The threat of the giants
Among the biggest players in AI are Google, Apple, Amazon, and Facebook. Each of those companies sees an opportunity to create a smart interface between customers and businesses. The smart interface is where the customer relationship takes place and, usually, where the most business value is generated. If companies lose control, they will potentially become nothing more than ‘dumb pipes’.
JP Morgan CEO Jamie Dimon warns ‘They want to eat our lunch. Every one of them is going to try. The businesses that are fighting back are betting that their narrow focus and an injection of technology of their own will help them hold on to their customers.”
Three areas for innovation
cxpartners is helping business leaders to innovate with AI in three ways.
The first is Natural Language Interfaces. Allowing people to ‘talk’ to an app, using voice or text, is often simpler and faster than fighting through menus and tapping at tiny buttons.
Next is sensory input – using your smartphone’s sensors instead of making customers fill in forms. For instance, an app could let you take an insurance inventory of your house from photographs of each of the rooms.
Then comes intelligent agents and deep context. These apps monitor data for the customer and keep an eye out for important events. When something comes up, they can alert the customer or take action on their behalf. Google Now is a good example – it can notice that you have cinema tickets in your Gmail inbox and warn you that traffic is building up and you need to leave early.
Thanks to our partners’ proven technology platforms, it’s no longer a matter of years of R&D to get tangible results – we’re able to get working prototypes up and running remarkably quickly.
Getting it right
Technology by itself is never enough. Worse, a poorly-designed AI can just be a new way to annoy customers with unwanted alerts, confusing them with ill-thought-out responses and damaging businesses’ reputations with uninspiring tech.
Microsoft’s Clippy (the infamous paper clip assistant from earlier versions of Microsoft Office) is a classic example. It was intended to provide smart auto-formatting of documents, but many users were irritated by its ill-judged cartoonish user interface and banal chatter. Microsoft wanted to create a friendly interface, but it ended up patronising and annoying its customers every time they started typing.
Similarly, last year, Yahoo! hoped to improve the findability of photos on Flickr by using an image recognition algorithm to suggest keyword labels for users’ photos. It quickly ran into difficulty when it began to suggest keywords like ‘playground’ and ‘sport’ for photos of World War 2 concentration camps.
What the teams at Microsoft and Yahoo! failed to realise was the importance of the human aspect of design. Algorithms and artificial intelligence need a sense of human etiquette and human sensibility if they’re to be a hit with customers.
Success requires the human touch
Great solutions happen when firms take time to develop a deep understanding of human needs and behaviour.
For instance, when Spotify was building its popular ‘Discover Weekly’ recommendation service, it began by investigating how people listen to music and make recommendations to each other.

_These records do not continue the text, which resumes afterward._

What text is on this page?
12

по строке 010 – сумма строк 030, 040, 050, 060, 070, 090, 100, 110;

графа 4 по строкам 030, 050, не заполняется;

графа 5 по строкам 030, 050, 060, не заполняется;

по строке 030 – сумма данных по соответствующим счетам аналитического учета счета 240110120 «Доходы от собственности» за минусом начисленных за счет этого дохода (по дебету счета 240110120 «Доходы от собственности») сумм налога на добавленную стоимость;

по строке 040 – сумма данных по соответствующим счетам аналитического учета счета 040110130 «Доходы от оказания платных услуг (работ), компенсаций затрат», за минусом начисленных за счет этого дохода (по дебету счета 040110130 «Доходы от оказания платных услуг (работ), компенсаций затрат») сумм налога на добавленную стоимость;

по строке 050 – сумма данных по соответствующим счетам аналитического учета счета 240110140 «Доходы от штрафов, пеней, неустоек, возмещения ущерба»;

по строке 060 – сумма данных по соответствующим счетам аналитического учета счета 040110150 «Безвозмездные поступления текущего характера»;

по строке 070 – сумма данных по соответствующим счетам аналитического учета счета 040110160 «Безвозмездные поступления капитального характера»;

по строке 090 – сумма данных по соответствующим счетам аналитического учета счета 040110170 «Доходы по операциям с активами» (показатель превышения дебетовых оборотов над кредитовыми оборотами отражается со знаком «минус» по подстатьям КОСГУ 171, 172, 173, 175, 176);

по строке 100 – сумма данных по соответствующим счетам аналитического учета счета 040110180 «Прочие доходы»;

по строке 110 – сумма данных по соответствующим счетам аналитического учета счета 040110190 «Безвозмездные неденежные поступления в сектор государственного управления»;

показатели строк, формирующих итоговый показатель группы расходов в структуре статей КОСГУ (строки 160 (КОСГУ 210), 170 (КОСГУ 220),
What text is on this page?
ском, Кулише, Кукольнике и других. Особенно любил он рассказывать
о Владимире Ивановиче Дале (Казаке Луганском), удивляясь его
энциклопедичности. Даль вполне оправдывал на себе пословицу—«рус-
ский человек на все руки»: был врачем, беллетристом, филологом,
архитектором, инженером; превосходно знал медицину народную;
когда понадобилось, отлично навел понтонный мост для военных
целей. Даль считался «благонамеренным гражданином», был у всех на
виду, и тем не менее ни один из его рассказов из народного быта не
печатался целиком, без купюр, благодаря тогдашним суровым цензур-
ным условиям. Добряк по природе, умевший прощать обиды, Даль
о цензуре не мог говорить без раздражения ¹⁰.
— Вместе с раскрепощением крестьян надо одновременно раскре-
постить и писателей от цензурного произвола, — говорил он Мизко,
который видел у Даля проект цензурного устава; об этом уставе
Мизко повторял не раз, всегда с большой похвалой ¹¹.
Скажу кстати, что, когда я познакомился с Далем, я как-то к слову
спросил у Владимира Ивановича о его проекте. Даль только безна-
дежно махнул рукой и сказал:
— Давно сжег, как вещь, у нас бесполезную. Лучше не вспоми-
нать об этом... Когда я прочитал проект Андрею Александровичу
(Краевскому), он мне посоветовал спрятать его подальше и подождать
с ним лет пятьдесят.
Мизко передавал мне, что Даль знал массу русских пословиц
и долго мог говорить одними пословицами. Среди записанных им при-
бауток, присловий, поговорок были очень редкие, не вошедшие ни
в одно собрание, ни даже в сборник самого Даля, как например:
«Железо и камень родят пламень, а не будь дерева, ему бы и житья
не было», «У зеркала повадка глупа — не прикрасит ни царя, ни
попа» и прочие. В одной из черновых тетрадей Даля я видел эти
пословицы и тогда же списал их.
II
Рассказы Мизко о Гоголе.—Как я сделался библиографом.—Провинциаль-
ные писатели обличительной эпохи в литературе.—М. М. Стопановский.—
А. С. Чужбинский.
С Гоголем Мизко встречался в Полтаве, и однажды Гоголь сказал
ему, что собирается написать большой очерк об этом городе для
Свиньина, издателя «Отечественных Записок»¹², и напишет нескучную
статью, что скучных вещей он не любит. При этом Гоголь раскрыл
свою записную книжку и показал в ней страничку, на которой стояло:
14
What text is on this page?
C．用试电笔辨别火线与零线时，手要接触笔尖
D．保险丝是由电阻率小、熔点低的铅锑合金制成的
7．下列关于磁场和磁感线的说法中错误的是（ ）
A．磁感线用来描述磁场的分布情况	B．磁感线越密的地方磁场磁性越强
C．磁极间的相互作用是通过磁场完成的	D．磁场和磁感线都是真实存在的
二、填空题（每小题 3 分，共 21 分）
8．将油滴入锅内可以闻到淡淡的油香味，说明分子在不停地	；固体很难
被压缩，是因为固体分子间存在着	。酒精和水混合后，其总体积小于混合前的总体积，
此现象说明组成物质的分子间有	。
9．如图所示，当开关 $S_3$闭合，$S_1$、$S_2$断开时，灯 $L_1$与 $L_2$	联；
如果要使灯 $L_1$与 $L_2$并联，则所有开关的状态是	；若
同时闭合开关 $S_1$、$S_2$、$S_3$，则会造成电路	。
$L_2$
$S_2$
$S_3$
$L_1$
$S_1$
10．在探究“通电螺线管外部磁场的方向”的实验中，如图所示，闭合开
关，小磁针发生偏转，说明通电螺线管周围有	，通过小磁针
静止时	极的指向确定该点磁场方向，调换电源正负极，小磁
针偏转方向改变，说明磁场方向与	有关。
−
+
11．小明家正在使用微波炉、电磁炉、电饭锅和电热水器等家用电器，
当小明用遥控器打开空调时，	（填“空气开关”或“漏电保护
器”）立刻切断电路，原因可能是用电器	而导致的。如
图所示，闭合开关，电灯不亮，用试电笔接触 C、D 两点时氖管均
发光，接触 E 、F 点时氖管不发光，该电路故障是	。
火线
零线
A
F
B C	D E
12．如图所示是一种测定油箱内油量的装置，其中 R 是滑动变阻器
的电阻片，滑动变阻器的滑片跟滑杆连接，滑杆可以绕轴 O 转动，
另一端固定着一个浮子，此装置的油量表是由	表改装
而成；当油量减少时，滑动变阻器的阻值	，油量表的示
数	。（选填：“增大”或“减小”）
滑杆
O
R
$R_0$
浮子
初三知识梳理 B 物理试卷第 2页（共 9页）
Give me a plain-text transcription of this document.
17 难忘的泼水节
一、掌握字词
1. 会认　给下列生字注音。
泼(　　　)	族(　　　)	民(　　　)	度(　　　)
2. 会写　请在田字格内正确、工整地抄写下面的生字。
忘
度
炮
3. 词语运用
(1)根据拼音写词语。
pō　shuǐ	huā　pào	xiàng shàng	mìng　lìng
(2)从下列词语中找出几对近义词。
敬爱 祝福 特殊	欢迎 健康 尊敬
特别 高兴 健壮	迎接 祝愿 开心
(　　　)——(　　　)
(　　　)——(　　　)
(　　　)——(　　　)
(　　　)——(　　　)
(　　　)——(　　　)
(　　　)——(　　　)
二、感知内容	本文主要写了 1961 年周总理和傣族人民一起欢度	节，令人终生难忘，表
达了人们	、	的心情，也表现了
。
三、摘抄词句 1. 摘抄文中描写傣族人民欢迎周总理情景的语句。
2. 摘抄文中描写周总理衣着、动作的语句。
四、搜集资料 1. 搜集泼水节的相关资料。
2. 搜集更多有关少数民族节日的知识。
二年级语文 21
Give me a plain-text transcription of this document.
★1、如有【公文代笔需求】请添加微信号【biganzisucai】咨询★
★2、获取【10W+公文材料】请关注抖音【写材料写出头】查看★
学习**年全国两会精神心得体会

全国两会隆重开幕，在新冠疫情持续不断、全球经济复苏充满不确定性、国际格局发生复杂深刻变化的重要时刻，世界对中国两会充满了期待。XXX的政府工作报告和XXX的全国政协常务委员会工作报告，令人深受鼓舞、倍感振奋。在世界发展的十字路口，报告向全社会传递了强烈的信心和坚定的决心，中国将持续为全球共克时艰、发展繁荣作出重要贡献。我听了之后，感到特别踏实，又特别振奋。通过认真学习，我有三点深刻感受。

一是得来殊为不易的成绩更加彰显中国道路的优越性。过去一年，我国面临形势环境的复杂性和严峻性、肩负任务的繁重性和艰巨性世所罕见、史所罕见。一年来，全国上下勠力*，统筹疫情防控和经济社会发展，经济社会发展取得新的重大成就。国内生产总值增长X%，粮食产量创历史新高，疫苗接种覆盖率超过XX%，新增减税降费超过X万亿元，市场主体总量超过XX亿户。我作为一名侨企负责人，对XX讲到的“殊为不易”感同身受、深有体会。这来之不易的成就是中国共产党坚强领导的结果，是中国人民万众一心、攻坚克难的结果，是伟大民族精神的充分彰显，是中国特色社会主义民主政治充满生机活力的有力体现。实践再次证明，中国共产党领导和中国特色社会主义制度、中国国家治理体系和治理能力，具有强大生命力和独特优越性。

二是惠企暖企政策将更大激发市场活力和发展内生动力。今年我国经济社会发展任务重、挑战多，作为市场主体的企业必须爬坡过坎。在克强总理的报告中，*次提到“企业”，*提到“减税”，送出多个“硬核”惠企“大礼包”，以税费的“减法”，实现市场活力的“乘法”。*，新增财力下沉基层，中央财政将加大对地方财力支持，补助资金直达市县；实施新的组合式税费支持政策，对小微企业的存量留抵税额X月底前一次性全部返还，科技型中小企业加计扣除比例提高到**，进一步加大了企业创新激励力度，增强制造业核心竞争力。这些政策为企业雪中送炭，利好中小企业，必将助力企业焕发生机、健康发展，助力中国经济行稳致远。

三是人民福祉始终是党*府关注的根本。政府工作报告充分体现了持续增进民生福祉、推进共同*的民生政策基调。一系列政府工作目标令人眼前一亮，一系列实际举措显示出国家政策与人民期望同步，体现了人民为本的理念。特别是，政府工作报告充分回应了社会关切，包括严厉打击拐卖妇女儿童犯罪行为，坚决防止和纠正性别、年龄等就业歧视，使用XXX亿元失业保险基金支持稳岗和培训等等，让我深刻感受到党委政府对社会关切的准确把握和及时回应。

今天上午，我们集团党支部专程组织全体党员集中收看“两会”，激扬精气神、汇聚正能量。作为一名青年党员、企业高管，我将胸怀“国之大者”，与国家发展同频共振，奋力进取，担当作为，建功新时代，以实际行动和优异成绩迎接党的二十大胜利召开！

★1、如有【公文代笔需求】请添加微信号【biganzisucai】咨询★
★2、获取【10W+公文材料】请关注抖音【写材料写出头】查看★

The findings contributed to the design of the algorithm that analyses each user’s music taste and makes automated recommendations. The design team also noted that people had clung on to the idea of ‘mix tapes’ even in a digital age. The idea of sending customers a ‘mix tape’ of a couple of dozen tracks once a week proved to be a big hit in user testing.
Matthew Ogle, Product Owner for Discover Weekly at Spotify points out that his team could have launched a service that continually offered thousands of perfectly good recommendations to customers – but this would have felt robotic and inhuman. By building around deep customer insights, Spotify has developed a service that people love.
That’s the biggest lesson that businesses should heed when it comes to artificial intelligence: the secret to success lies in creating services that feel anything but artificial.